Metadata-Version: 2.4
Name: t_ocr
Version: 1.5.6
Summary: Thoughtful OCR Package
Home-page: https://www.thoughtful.ai/
Author: Thoughtful
Author-email: support@thoughtfulautomation.com
Keywords: thoughtful-ocr,t-ocr,t_ocr
Classifier: Intended Audience :: Developers
Classifier: Natural Language :: English
Classifier: Programming Language :: Python :: 3
Classifier: Programming Language :: Python :: 3.8
Classifier: Programming Language :: Python :: 3.9
Classifier: Programming Language :: Python :: 3.10
Classifier: Programming Language :: Python :: 3.11
Requires-Python: >=3.8
Requires-Dist: requests==2.32.3
Requires-Dist: boto3==1.38.27
Requires-Dist: datefinder==0.7.3
Requires-Dist: email-validator==2.2.0
Requires-Dist: pypdf==6.4.0
Requires-Dist: usaddress==0.5.14
Requires-Dist: pyotp==2.9.0
Dynamic: author
Dynamic: author-email
Dynamic: classifier
Dynamic: description
Dynamic: home-page
Dynamic: keywords
Dynamic: requires-dist
Dynamic: requires-python
Dynamic: summary

T-OCR Library
--------------

This is a Python library that contains methods for easy and fast OCR parsing with various tools. Used to read scanned PDF documents and images with text.

|

Key Features
------------

1. File parsing is done in the AWS cloud, eliminating the need for additional dependencies on your machine.
2. Parsing of each page is done in parallel in AWS, resulting in a significantly faster parsing process.
3. Access to the T-OCR AWS part is required to use the library.
4. Combines the best OCR tools and provides a consistent interface, making it easy to use and switch between tools.
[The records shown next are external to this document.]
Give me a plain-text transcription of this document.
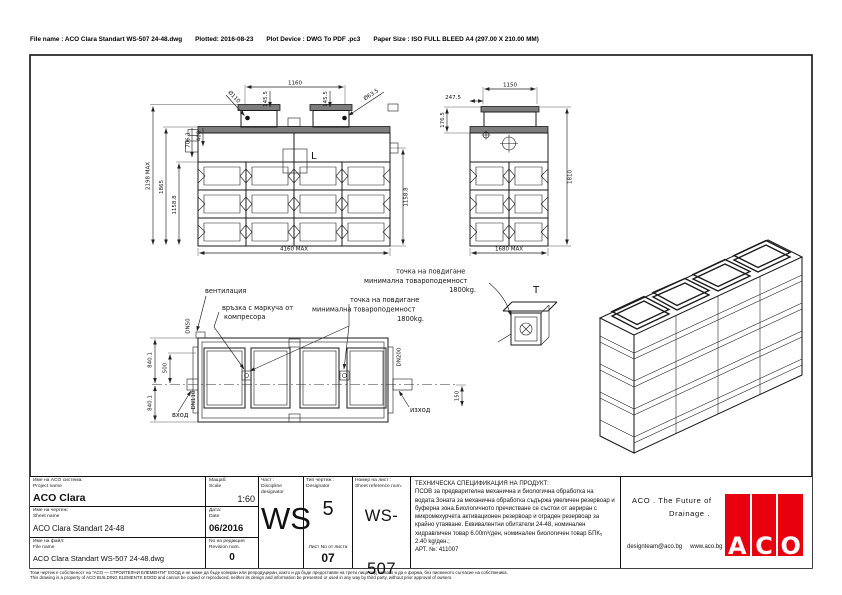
File name : ACO Clara Standart WS-507 24-48.dwg Plotted: 2016-08-23 Plot Device : DWG To PDF .pc3 Paper Size : ISO FULL BLEED A4 (297.00 X 210.00 MM)
L
2198 MAX 1865
1158.8
706.1 408
1158.8
1160
145.5	145.5
Ø110	Ø63.5
4160 MAX
1150
247.5
176.5
1810
1680 MAX
840.1
840.1
500
DN110
DN200
DN50
150
вход
изход
вентилация
връзка с маркуча от
компресора
точка на повдигане
минимална товароподемност
1800kg.
точка на повдигане
минимална товароподемност
1800kg.	T
Име на ACO система:
Project name
ACO Clara
Име на чертеж:
Sheet name
ACO Clara Standart 24-48
Име на файл:
File name
ACO Clara Standart WS-507 24-48.dwg
Мащаб:
Scale
1:60
Дата:
Date
06/2016
No на редакция
Revision num.
0
Част :
Discipline designator
WS
Тип чертеж :
Designator
5
Лист No от листа
07
Номер на лист :
Sheet reference num.
WS-507
ТЕХНИЧЕСКА СПЕЦИФИКАЦИЯ НА ПРОДУКТ:
ПСОВ за предварителна механична и биологична обработка на
водата.Зоната за механична обработка съдържа увеличен резервоар и
буферна зона.Биологичното пречистване се състои от аериран с
микромехурчета активационен резервоар и ограден резервоар за
крайно утаяване. Еквивалентни обитатели 24-48, номинален
хидравличен товар 6.00m³/ден, номинален биологичен товар БПК₅
2.40 kg/ден.;
АРТ. №: 411007
ACO . The Future of
Drainage .
designteam@aco.bg www.aco.bg A C O
Този чертеж е собственост на "АСО — СТРОИТЕЛНИ ЕЛЕМЕНТИ" ЕООД и не може да бъде копиран или репродуциран, както и да бъде предоставян на трети лица под каквато и да е форма, без писменото съгласие на собственика.
This drawing is a property of ACO BUILDING ELEMENTS EOOD and cannot be copied or reproduced, neither its design and information be presented or used in any way by third party, without prior approval of owners.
    .. code-block:: python

         # Parsing with Tesseract (Free OCR)
         free_ocr = FreeOCR()
         pages = free_ocr.read_pdf("1.pdf")
         for page in pages:
             print(page.full_text)

    .. code-block:: python

         # Parsing with Textract
         textract = Textract()
         pages = textract.read_pdf("1.pdf")
         for page in pages:
             print(page.full_text)

5. The package contains a large number of powerful methods that will help you save time and read parsed data faster and better.

    .. code-block:: python

         # Get dates etc. from text
         date_matches = get_valid_dates("Text - February 17, 2009, text...")  # 02/17/2009

         # Compare the real text with what the OCR read
         does_strings_match_by_fuzzy("Apple", "Appla", percentage=0.8)  # True
         does_text_contains_string_by_fuzzy("Apple", "Appla watch", percentage=0.8) # True

         text = "Long article about Appla watch"
         find_string_in_text_by_fuzzy("Apple", text, percentage=0.8)  # 19

6. Caching OCR results locally in `t_ocr_cache` folder is supported. Use this during development to avoid blocking parsing time.

    .. code-block:: python

         pdf_file = "file.pdf"
         # First run
         free_ocr.read_pdf("1.pdf", cache_data=True) # Takes 15 seconds
         # Every next run
         free_ocr.read_pdf("1.pdf", cache_data=True) # Takes 0.01 seconds

         # If the state of the file or arguments changes, it will save the cache for this call too
         free_ocr.read_pdf("1.pdf", dpi=500, cache_data=True) # Takes 15 seconds
         free_ocr.read_pdf("1.pdf", dpi=500, cache_data=True) # Takes 0.01 seconds

|

Supported OCR Tools
-------------------

**1. Tesseract (Free OCR)**

    - 🆓 Free
    - ✅ Read text
    - ❌ Read tables, vertical field values
    - ⬛ Simple form design preferred

**2. AWS Textract**

    - 💸 Paid
    - ✅ Read text
    - ✅ Read tables, vertical field values
    - 🌃 Flexible for different file designs